È una casa tormentata dai fantasmi, quella di cui scrive Vittorio Cammerucci. Una villa di due piani infestata dallo spirito di una bambina abbandonata dai genitori, che non trova sollievo e non riesce a riposare. Fino a quando due ragazzi, incuriositi dalle voci sulla casa spettrale, non hanno trovato il modo di mettersi in comunicazione con lei e di restituirle la pace.
Assomiglia un po’ alla sua, di storia. Lo fa notare lo psicologo del Centro Crisi Molo 18 del Gruppo Abele, dove Vittorio sta completando il suo percorso di recupero, dopo anni di tossicodipendenza che hanno deteriorato via via la sua vita, impedendogli di trovare serenità. Oggi Vittorio riesce a guardarsi indietro senza timore di scivolare di nuovo nel suo passato. Il suo racconto è confluito in un’antologia di racconti, Il destino non è un finale già scritto, che nasce dal laboratorio di scrittura noir che la scrittrice Sara Bilotti ha condotto con i ragazzi in percorso di recupero da tossicodipendenze, e che fa parte del Dora Nera, il festival di cultura noir organizzato a Torino dall’associazione culturale Babelica (qui il programma di queste giornate).
È da quando è bambino che Vittorio ama leggere. All’inizio erano le avventure di Geronimo Stilton, poi è arrivato Lovecraft, con l’attrazione per tutto ciò che è mistero, cabala, esoterismo. E non solo leggere: gli piace anche scrivere. Alle medie, al liceo, all’università non ha mai smesso di tenere un diario. Un filo che non ha mai tagliato nemmeno quando tutto il resto andava in frantumi.
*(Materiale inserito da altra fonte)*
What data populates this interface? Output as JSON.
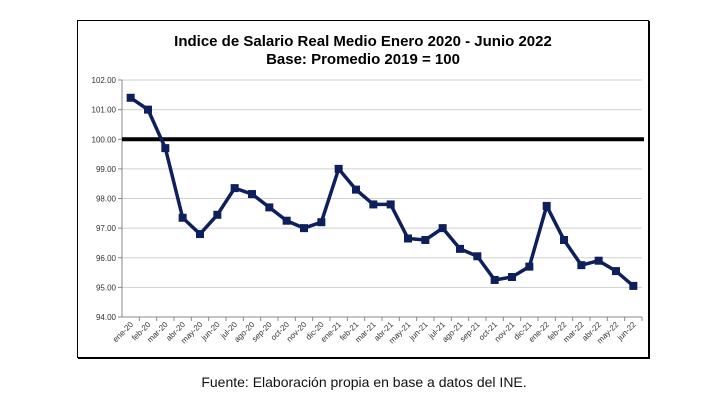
{
  "chart_data": {
    "type": "line",
    "title": "Indice de Salario Real Medio Enero 2020 - Junio 2022",
    "subtitle": "Base: Promedio 2019 = 100",
    "xlabel": "",
    "ylabel": "",
    "ylim": [
      94,
      102
    ],
    "yticks": [
      "94.00",
      "95.00",
      "96.00",
      "97.00",
      "98.00",
      "99.00",
      "100.00",
      "101.00",
      "102.00"
    ],
    "grid": true,
    "reference_line": 100,
    "line_color": "#0d1f5c",
    "categories": [
      "ene-20",
      "feb-20",
      "mar-20",
      "abr-20",
      "may-20",
      "jun-20",
      "jul-20",
      "ago-20",
      "sep-20",
      "oct-20",
      "nov-20",
      "dic-20",
      "ene-21",
      "feb-21",
      "mar-21",
      "abr-21",
      "may-21",
      "jun-21",
      "jul-21",
      "ago-21",
      "sep-21",
      "oct-21",
      "nov-21",
      "dic-21",
      "ene-22",
      "feb-22",
      "mar-22",
      "abr-22",
      "may-22",
      "jun-22"
    ],
    "values": [
      101.4,
      101.0,
      99.7,
      97.35,
      96.8,
      97.45,
      98.35,
      98.15,
      97.7,
      97.25,
      97.0,
      97.2,
      99.0,
      98.3,
      97.8,
      97.8,
      96.65,
      96.6,
      97.0,
      96.3,
      96.05,
      95.25,
      95.35,
      95.7,
      97.75,
      96.6,
      95.75,
      95.9,
      95.55,
      95.05
    ]
  },
  "footnote": "Fuente: Elaboración propia en base a datos del INE."
}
Nato e cresciuto a Torino, studia Amministrazione aziendale e marketing, poi Arti visive e promozione pubblicitaria. E intanto lavora: fa il fattorino, poi il cassiere, poi il barista nei locali, e si specializza nel bartending.
Ma le sostanze stupefacenti entrano presto nella sua vita. «Già a quattordici anni prendevo droghe pesanti nel weekend», racconta. «Ma avevo ancora tutto il resto: la palestra, la scuola, il lavoro». In discoteca, «evadeva» con Mdma, ketamina, cocaina, ma il resto della settimana sembrava funzionare.
A vent’anni spinge sull’acceleratore, soprattutto dopo un periodo di lavoro a Ibiza. E inizia a saltare lezioni all’Università, a perdere pezzi. Però le droghe lo appagano, gli piacciono terribilmente. «Con l’ecstasy anche i rapporti con le ragazze diventavano più semplici e più soddisfacenti: ne prendevo quantità enormi quando andavo a ballare, e il corpo sembrava muoversi da solo: era strabiliante e avevo un gruppo numeroso di amici». Lavorare nei locali notturni gli rende anche più facile accedere alle droghe e all’alcol.
Poi arriva il crack, e la situazione precipita. Viene allontanato e isolato anche dagli amici di sempre: «Nemmeno a chi fa abitualmente uso di droghe piace avere a che fare con chi consuma crack. Chi lo usa sparisce per giorni. Il crack ti cancella». In un mese, Vittorio arriva a consumarne per quattromila euro. È una sostanza estremamente pericolosa, può portare all’alienazione, a una forte aggressività o a stati paranoici, deliri e allucinazioni.